The artist stated: 'Abstract art, despite its emancipation, is subject here also to 'natural laws' and is obliged to proceed in the same way that nature did proceed, when it started in a modest way with protoplasm and cells, progressing very gradually to increasingly complex organisms. Today, abstract art creates also primary or more or less primary art organisms, whose further development the artist today can predict only in uncertain outline, and which entice, excite him, but can also calm him when he stares into the prospect of the future that faces him' (quoted in Kenneth Lindsay & Peter Vergo (ed.), Kandinsky: Complete Writings on Art, New York, 1982, vol. II, p. 628).
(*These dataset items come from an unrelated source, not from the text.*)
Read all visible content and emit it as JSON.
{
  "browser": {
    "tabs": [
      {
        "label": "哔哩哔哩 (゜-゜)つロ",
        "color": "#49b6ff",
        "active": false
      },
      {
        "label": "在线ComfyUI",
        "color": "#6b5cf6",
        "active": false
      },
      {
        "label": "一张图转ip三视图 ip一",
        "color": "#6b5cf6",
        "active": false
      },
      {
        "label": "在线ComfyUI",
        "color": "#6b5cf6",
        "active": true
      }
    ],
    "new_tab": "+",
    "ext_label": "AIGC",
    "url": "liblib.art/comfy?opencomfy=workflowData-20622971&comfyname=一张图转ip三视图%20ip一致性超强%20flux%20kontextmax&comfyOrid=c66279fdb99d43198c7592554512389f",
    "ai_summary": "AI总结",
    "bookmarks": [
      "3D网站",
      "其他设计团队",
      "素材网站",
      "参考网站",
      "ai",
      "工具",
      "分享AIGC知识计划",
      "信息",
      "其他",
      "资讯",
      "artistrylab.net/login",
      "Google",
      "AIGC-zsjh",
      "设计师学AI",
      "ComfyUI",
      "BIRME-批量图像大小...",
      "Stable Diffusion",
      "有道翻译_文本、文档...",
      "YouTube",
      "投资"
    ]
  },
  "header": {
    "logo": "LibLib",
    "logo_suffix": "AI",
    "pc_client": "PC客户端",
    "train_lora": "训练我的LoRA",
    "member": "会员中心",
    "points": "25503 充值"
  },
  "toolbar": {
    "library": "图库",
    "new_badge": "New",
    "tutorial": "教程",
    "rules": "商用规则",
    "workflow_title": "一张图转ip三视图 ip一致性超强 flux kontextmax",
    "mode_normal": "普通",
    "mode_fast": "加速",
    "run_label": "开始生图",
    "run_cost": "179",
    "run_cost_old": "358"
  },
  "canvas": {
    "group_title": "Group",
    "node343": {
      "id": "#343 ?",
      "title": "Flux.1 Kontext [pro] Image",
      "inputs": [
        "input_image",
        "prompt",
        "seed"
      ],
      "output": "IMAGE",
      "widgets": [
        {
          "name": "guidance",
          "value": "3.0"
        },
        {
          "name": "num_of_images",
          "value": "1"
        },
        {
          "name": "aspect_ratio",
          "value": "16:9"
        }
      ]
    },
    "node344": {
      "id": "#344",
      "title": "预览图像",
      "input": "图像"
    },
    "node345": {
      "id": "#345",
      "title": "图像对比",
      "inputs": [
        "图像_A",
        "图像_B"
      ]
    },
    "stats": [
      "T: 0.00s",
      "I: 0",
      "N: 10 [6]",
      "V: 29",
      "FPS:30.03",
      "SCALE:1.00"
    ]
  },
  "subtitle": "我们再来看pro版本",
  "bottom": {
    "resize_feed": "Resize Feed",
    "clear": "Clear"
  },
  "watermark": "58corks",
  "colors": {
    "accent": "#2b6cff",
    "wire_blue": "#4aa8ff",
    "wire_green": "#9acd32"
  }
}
In a letter to Will Grohmann Kandinsky wrote that he hoped that his audience would grasp 'what lies behind my painting, and are no longer content with the observation that I use triangles or circles [...] It must be finally understood that form for me is only a means to an end, and that I am so thoroughly and completely concerned with form - in my theories, too - because I want to penetrate its inner nature. You once mentioned the word 'Romantic', and I was delighted [...] Today there is a 'New Objectivity' - there ought to be a New Romanticism [...] The meaning, the content of art is Romantic' (quoted in Frank Whitford, Kandinsky: Watercolours and other Works on Paper (exhibition catalogue), The Royal Academy of Arts, London, 1999, p. 69).